DARPA has electronic-photonic integrated chip

Recently, DARPA-funded scientists designed and crafted a breakthrough microprocessor that combines many of the best traits of electrons and photons on a single chip. The result is a remarkable and elegant hybrid microtechnology that boggles the mind for the intricate complexity of its sub-Lilliputian architecture. To appreciate the engineering acumen involved in the development of this chip and its tens of millions of resident electronic and photonic components, DARPA has produced an annotated, graphical tour of the new chip’s innards.

Two DARPA programs are pushing to develop the electronic-photonic integrated chip.

Photonically Optimized Embedded Microprocessors (POEM)

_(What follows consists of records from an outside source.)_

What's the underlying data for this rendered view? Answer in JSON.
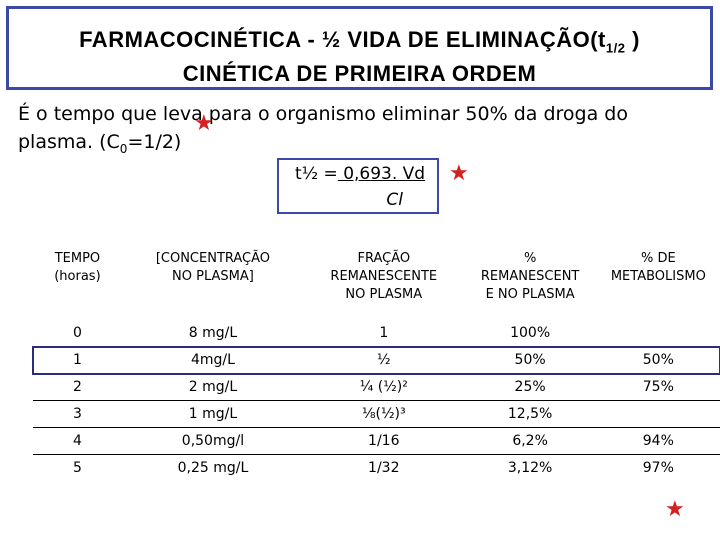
{
  "title": {
    "line1_prefix": "FARMACOCINÉTICA -  ½ VIDA DE ELIMINAÇÃO(t",
    "line1_subscript": "1/2",
    "line1_suffix": " )",
    "line2": "CINÉTICA DE PRIMEIRA ORDEM"
  },
  "definition": {
    "text": "É o tempo que leva para o organismo eliminar 50% da droga do plasma. (C",
    "subscript": "0",
    "suffix": "=1/2)"
  },
  "formula": {
    "lhs": "t½ =",
    "numerator": " 0,693. Vd",
    "denominator": "Cl"
  },
  "table": {
    "headers": [
      [
        "TEMPO",
        "(horas)"
      ],
      [
        "[CONCENTRAÇÃO",
        "NO PLASMA]"
      ],
      [
        "FRAÇÃO",
        "REMANESCENTE",
        "NO PLASMA"
      ],
      [
        "%",
        "REMANESCENT",
        "E NO PLASMA"
      ],
      [
        "% DE",
        "METABOLISMO"
      ]
    ],
    "rows": [
      [
        "0",
        "8 mg/L",
        "1",
        "100%",
        ""
      ],
      [
        "1",
        "4mg/L",
        "½",
        "50%",
        "50%"
      ],
      [
        "2",
        "2 mg/L",
        "¼ (½)²",
        "25%",
        "75%"
      ],
      [
        "3",
        "1 mg/L",
        "⅛(½)³",
        "12,5%",
        ""
      ],
      [
        "4",
        "0,50mg/l",
        "1/16",
        "6,2%",
        "94%"
      ],
      [
        "5",
        "0,25 mg/L",
        "1/32",
        "3,12%",
        "97%"
      ]
    ]
  },
  "colors": {
    "frame": "#3b4aa8",
    "star": "#d42020"
  },
  "icons": [
    "star-icon"
  ]
}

The POEM program aims to address electrical communications link limitations by developing chip-scale, integrated photonic technology to enable seamless intrachip and offchip photonic communications that provide the required bandwidth with low energy/bit. The POEM program will exploit wavelength division multiplexing (WDM), allowing much higher bandwidth capacity per link, which is imperative to meeting the communication needs of future microprocessors. Such a capability would propel the microprocessor onto a new performance trajectory and impact the actual runtime performance of DoD-relevant computing tasks for power-starved embedded applications and supercomputing. The challenges in realizing POEM technology are developing CMOS and DRAM-compatible photonic links that are spectrally broad, operate at high bit-rates with very low power dissipation, and are tightly integrated with electronic drivers. Ultimately, the goal of POEM is to demonstrate photonic technologies that can be integrated within embedded microprocessors and enable seamless, energy-efficient, high-capacity communications within and between the microprocessor and DRAM. It is envisioned that POEM technology will be especially useful to military platforms where extreme performance coupled with low size, weight, and power is a necessity (e.g. UAVs, and satellites).

Power Efficiency Revolution for Embedded Computing Technologies (PERFECT) The power efficiency revolution for embedded computing technologies (PERFECT) program seeks to improve computational capability by improving power efficiency for embedded computer systems and providing more computing per watt of electrical power.